Pointka położyła uszy. Zrobiło jej się trochę wstyd. Jeszcze tata ją pouczał. Zupełnie jakby była małym kociakiem. A przecież była już trochę większa. 
— Przepraszam, chmurki! Możecie zostać. — zawołała w stronę niebios, mając nadzieję, że te się jeszcze nie pogniewały. 
Ogon ojca utulił ją. Zapomniała szybko o wstydzie. Oparła się o bok ojca i zamruczała cicho. Uwielbiała wieczorne rozmowy z tatą. To była zdecydowanie jej ukochana pora dnia. 
— Spokojnie, nie przejmuj się. Są zbyt daleko, by usłyszały. — miauknął do niej pocieszająco. — Lecz zbaczaj na swoje słowa. Nigdy nie wiesz kiedy przez nieuwagę kogoś zranisz. Słowa niosą ze sobą wielką moc, niszczycielską i tworzącą. Zawsze lepiej tworzyć niż siać zamęt. 
Traszka pokiwała łbem. Tata jak zwykle miał rację i mówił mądre rzeczy. Kotka chciała czasem być tak inteligenta jak kocur. Chciała także móc tak zabłysnąć w towarzystwie, zamiast załamywać swych rozmówców. 
— Co robicie? Ja też chce! — krzyknęła z dołu Gwiazdnica, wbijając pazurki w drzewo. — Ślimak, weź pomóż. — zawołała do brata. 
Point niechętnie stanął pod konarem, próbując ułatwić kotce wspinanie się na pień klonu.
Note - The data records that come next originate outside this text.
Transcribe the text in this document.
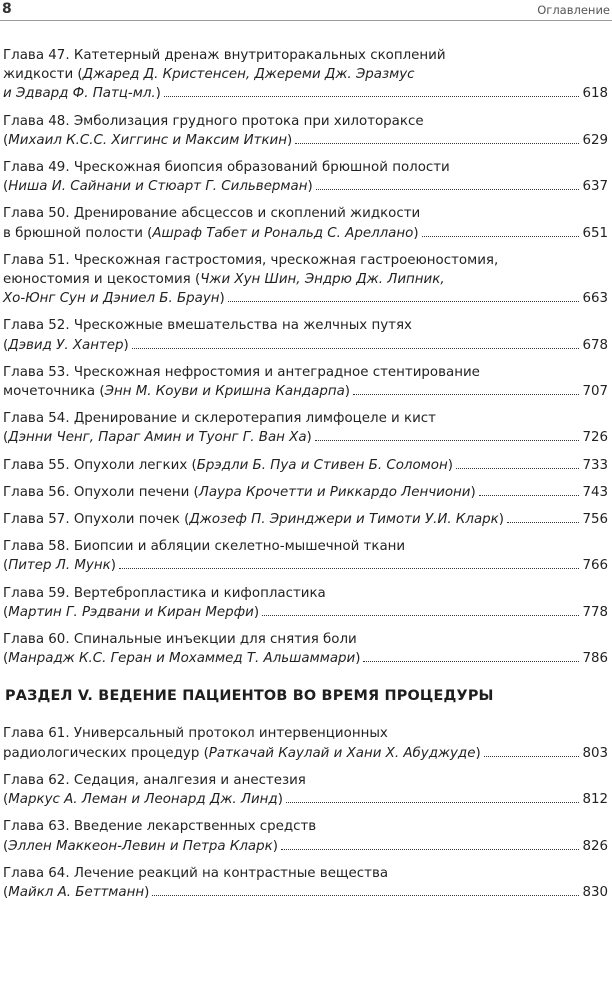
8	Оглавление
Глава 47. Катетерный дренаж внутриторакальных скоплений
жидкости (Джаред Д. Кристенсен, Джереми Дж. Эразмус
и Эдвард Ф. Патц-мл.)	618
Глава 48. Эмболизация грудного протока при хилотораксе
(Михаил К.С.С. Хиггинс и Максим Иткин)	629
Глава 49. Чрескожная биопсия образований брюшной полости
(Ниша И. Сайнани и Стюарт Г. Сильверман)	637
Глава 50. Дренирование абсцессов и скоплений жидкости
в брюшной полости (Ашраф Табет и Рональд С. Ареллано)	651
Глава 51. Чрескожная гастростомия, чрескожная гастроеюностомия,
еюностомия и цекостомия (Чжи Хун Шин, Эндрю Дж. Липник,
Хо-Юнг Сун и Дэниел Б. Браун)	663
Глава 52. Чрескожные вмешательства на желчных путях
(Дэвид У. Хантер)	678
Глава 53. Чрескожная нефростомия и антеградное стентирование
мочеточника (Энн М. Коуви и Кришна Кандарпа)	707
Глава 54. Дренирование и склеротерапия лимфоцеле и кист
(Дэнни Ченг, Параг Амин и Туонг Г. Ван Ха)	726
Глава 55. Опухоли легких (Брэдли Б. Пуа и Стивен Б. Соломон)	733
Глава 56. Опухоли печени (Лаура Крочетти и Риккардо Ленчиони)	743
Глава 57. Опухоли почек (Джозеф П. Эринджери и Тимоти У.И. Кларк)	756
Глава 58. Биопсии и абляции скелетно-мышечной ткани
(Питер Л. Мунк)	766
Глава 59. Вертебропластика и кифопластика
(Мартин Г. Рэдвани и Киран Мерфи)	778
Глава 60. Спинальные инъекции для снятия боли
(Манрадж К.С. Геран и Мохаммед Т. Альшаммари)	786
РАЗДЕЛ V. ВЕДЕНИЕ ПАЦИЕНТОВ ВО ВРЕМЯ ПРОЦЕДУРЫ
Глава 61. Универсальный протокол интервенционных
радиологических процедур (Раткачай Каулай и Хани Х. Абуджуде)	803
Глава 62. Седация, аналгезия и анестезия
(Маркус А. Леман и Леонард Дж. Линд)	812
Глава 63. Введение лекарственных средств
(Эллен Маккеон-Левин и Петра Кларк)	826
Глава 64. Лечение реакций на контрастные вещества
(Майкл А. Беттманн)	830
Minęło trochę uderzeń serc zanim liliowa znalazła się na gałęzi raz obok Traszki i Żurawinka. Ślimak paroma zgrabnymi ruchami zajął gałąź wyżej, wdychając cicho. 
— Tato, może być coś nam opowiedział. — poprosiła Gwiazdnica. — Jakąś super historię, jak tą o lisach. Prosimy...
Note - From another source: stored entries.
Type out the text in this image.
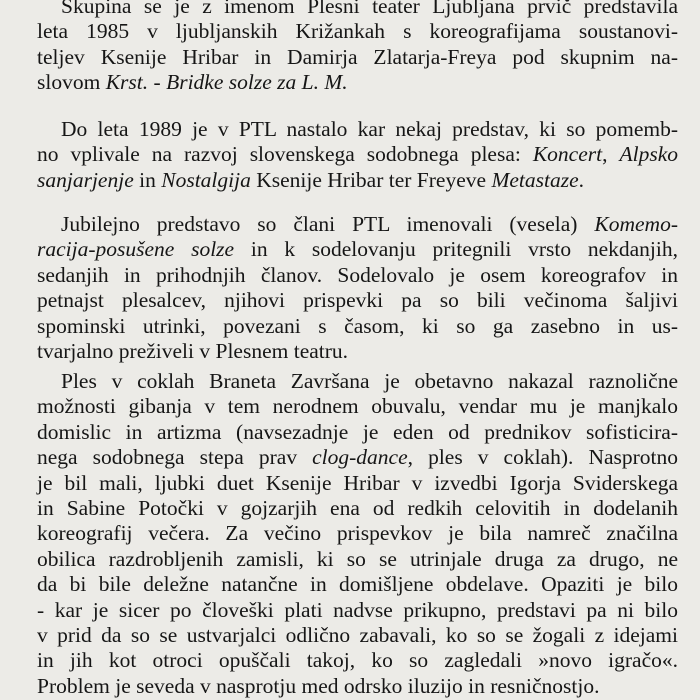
Skupina se je z imenom Plesni teater Ljubljana prvič predstavila
leta 1985 v ljubljanskih Križankah s koreografijama soustanovi-
teljev Ksenije Hribar in Damirja Zlatarja-Freya pod skupnim na-
slovom Krst. - Bridke solze za L. M.
Do leta 1989 je v PTL nastalo kar nekaj predstav, ki so pomemb-
no vplivale na razvoj slovenskega sodobnega plesa: Koncert, Alpsko
sanjarjenje in Nostalgija Ksenije Hribar ter Freyeve Metastaze.
Jubilejno predstavo so člani PTL imenovali (vesela) Komemo-
racija-posušene solze in k sodelovanju pritegnili vrsto nekdanjih,
sedanjih in prihodnjih članov. Sodelovalo je osem koreografov in
petnajst plesalcev, njihovi prispevki pa so bili večinoma šaljivi
spominski utrinki, povezani s časom, ki so ga zasebno in us-
tvarjalno preživeli v Plesnem teatru.
Ples v coklah Braneta Završana je obetavno nakazal raznolične
možnosti gibanja v tem nerodnem obuvalu, vendar mu je manjkalo
domislic in artizma (navsezadnje je eden od prednikov sofisticira-
nega sodobnega stepa prav clog-dance, ples v coklah). Nasprotno
je bil mali, ljubki duet Ksenije Hribar v izvedbi Igorja Sviderskega
in Sabine Potočki v gojzarjih ena od redkih celovitih in dodelanih
koreografij večera. Za večino prispevkov je bila namreč značilna
obilica razdrobljenih zamisli, ki so se utrinjale druga za drugo, ne
da bi bile deležne natančne in domišljene obdelave. Opaziti je bilo
- kar je sicer po človeški plati nadvse prikupno, predstavi pa ni bilo
v prid da so se ustvarjalci odlično zabavali, ko so se žogali z idejami
in jih kot otroci opuščali takoj, ko so zagledali »novo igračo«.
Problem je seveda v nasprotju med odrsko iluzijo in resničnostjo.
Traszka uderzyła energicznie łapkami o drzewo. Gałąź wydała z siebie nieprzyjemny odgłos.
— Bardzo chętnie, ale pierw zejdźmy na ziemię. Czuję, że nie posiedzimy tu długo... — urwał, spoglądając nerwowo na skrzypiące drzewo. 
Liliowa pierwsza ruszyła w stronę pnia, za nią czekoladowa kita ich ojca. Traszka już miała podążać ich śladem, gdy poczuła, jak traci grunt pod łapami. Zdążyła pisnąć i zamknąć ślepia, lecz upadek nie nadszedł. Niepewnie otworzyła oczy. Zwisała. Unosiła się w powietrzu.
Niczym ptak. 
— Traszko! Wciągnij się, Ślimak dłużej cię tak nie utrzyma! — zawołał Żurawinek z dołu. 
Spojrzała do góry na zmęczonego brata, który z całych sił trzymał ją za skórę na karku. Podciągnęła się, by po paru uderzeniach serca znaleźć się wraz z bratem na gałęzi. 
— Dzięki! Znów ratujesz mi życie! — miauknęła wdzięcznie, wieszając się na Ślimaku. 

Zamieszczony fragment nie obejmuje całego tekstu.